The U.S. Department of Agriculture (USDA) report that was due to be released on Friday covers everything from the size of the U.S. corn harvest to China’s soybean imports.
“It’s like flying an airplane and all of a sudden the flight control goes down,” said Dennis Collins, a director with Trilateral Inc in Chicago. “People are flying blindly and don’t have any updated data to figure out where they are or where they should be relative to true market value.”
USDA’s reports are often criticized by traders and analysts when the data defies expectations, but are still viewed worldwide as the gold standard for crop forecasts. Analysts and traders use the monthly figures as guideposts in formulating market outlooks.
“Everybody is guessing more. Less information is not good for the market,” said Gary Blumenthal, president of World Perspectives Inc based in Washington, D.C. “For those of us who make our living by analyzing and second-guessing these reports, it’s probably more traumatic.”
“If you are one of the ABCDs, you have to figure your internal data is pretty good,” said Blumenthal, referring to the big commercial grain firms - Archer Daniels Midland Co (ADM.N), Bunge Ltd (BG.N), Cargill Inc CARG.UL and Louis Dreyfus CorpLOUDR.UL - which have their own private information on export activity, crop size and farmer selling.
The USDA’s October crop report is the latest and biggest item in a series of agricultural data products that were suspended on October 1 when President Barack Obama and congressional Republicans failed to end a standoff that forced the first government shutdown in 17 years and left hundreds of thousands of federal employees out of work.
To compile its monthly report, USDA starts at the farm level. Its staffers take two full weeks to survey growers and inspect crops in thousands of fields.
It is unknown whether the government will even issue its October crop report at this point, or roll the data into its November edition. The reports are normally released around the 10th of the month.
“Once we get past this next report date, then we start making assumptions based on assumptions, and that is where things get really rough,” said Bill Gentry of Risk Management Commodities in Lafayette, Indiana.
“The speculative interest or the peripheral participants are stepping back, saying, ‘I do not know, so I do not need to be here.’”
With that, Chicago Board of Trade futures markets have seen market volatility slip despite steady trading volume, which traders attribute to big grain companies and country elevators hedging the harvest of a bumper U.S. crop.
One measure of market activity, or volatility, is average true range which measures the daily high-low price of a commodity. Average true range volatility, developed specifically to track commodities, shows CBOT December corn futures volatility now at its lowest level since late March.
(Graphic of corn volatility: link.reuters.com/mej73v)
The lack of USDA data “probably has subdued trade somewhat,” said Dan Cekander, director of grain market analysis for Newedge USA in Chicago.
However, he added, trading volume has been relatively steady, bolstered by the annual U.S. corn and soybean harvests that trigger hedge-related selling by farmers, commercial grain handlers, end-users and speculators.
Typically, market volatility peaks on the days when USDA releases its monthly and quarterly crop reports.
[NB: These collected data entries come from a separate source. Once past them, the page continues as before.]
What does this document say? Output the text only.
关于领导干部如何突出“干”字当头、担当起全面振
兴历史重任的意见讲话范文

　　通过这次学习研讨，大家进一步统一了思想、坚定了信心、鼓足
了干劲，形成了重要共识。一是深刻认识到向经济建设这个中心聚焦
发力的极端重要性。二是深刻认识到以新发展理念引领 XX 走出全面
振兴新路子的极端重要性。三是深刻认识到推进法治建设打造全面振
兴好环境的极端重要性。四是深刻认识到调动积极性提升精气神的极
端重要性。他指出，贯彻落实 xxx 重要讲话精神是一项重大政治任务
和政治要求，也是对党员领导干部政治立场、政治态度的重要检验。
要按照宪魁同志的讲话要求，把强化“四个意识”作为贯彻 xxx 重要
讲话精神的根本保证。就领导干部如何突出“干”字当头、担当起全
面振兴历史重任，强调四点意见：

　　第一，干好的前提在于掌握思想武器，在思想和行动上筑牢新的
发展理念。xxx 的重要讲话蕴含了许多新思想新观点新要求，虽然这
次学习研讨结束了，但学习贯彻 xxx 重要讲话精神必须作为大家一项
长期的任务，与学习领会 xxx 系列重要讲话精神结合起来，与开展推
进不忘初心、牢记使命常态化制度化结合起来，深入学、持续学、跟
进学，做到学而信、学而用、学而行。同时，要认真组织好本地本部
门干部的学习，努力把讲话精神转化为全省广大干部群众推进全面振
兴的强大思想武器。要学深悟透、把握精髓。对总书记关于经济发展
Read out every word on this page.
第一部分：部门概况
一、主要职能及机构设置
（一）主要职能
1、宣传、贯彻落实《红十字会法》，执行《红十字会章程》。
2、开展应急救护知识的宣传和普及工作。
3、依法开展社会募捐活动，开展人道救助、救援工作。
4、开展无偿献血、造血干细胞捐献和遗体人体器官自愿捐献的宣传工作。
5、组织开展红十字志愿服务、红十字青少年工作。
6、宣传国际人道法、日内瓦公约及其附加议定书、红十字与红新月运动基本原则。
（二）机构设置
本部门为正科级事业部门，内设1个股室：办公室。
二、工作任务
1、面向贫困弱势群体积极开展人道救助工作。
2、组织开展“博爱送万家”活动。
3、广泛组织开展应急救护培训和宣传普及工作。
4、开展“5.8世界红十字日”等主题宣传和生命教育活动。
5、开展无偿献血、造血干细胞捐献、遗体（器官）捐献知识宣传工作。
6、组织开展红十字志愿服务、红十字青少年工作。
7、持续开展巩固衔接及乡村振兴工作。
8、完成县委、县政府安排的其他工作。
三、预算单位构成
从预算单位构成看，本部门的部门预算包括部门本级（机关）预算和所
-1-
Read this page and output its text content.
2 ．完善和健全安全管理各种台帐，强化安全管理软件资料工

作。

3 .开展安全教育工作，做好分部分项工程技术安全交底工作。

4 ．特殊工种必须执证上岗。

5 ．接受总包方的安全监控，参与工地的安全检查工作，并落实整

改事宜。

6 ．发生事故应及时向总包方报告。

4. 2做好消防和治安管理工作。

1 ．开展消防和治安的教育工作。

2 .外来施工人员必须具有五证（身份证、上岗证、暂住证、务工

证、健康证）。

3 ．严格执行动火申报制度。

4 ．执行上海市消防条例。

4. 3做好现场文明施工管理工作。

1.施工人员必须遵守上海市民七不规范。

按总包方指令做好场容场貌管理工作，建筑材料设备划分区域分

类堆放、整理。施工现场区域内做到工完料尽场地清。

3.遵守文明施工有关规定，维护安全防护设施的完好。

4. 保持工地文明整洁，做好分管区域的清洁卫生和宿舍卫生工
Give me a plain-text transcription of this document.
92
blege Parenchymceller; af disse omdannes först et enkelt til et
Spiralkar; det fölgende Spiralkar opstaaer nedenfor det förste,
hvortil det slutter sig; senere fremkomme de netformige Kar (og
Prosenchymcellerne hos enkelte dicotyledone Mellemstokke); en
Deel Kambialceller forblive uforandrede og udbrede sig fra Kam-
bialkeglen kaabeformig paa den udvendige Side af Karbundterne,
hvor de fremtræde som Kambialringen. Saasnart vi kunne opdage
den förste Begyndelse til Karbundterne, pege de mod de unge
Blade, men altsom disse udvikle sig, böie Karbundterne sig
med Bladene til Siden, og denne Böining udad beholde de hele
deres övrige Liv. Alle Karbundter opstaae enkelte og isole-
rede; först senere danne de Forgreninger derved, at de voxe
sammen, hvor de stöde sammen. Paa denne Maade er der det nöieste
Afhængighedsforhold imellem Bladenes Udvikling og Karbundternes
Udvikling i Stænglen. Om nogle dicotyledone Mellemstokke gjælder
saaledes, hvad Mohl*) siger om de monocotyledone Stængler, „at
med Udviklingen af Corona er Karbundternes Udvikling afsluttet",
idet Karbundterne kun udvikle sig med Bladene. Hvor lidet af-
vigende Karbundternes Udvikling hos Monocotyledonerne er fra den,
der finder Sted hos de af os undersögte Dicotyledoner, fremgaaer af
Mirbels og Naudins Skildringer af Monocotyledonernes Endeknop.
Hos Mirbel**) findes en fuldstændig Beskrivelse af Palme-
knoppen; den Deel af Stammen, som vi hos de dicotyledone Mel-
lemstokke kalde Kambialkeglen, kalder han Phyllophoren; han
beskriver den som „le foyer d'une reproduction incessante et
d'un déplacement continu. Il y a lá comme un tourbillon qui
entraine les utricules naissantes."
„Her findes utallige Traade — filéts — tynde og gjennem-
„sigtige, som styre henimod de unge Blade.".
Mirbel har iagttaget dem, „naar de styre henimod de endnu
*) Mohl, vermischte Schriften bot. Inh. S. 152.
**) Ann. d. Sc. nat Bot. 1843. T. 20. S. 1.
The releases are often accompanied by limit price moves in CBOT grain futures as traders and analysts reset their working balance sheets against the milestones supplied by USDA.
The longer the trade goes without official government numbers, the greater the risk of the market drifting off course.
“Once USDA is up and going and they open the flood gates with data - what’s that going to do to the markets?” said Collins of Trilateral. “If it comes out as expected then it won’t be a problem. If not, it could be chaotic for awhile.”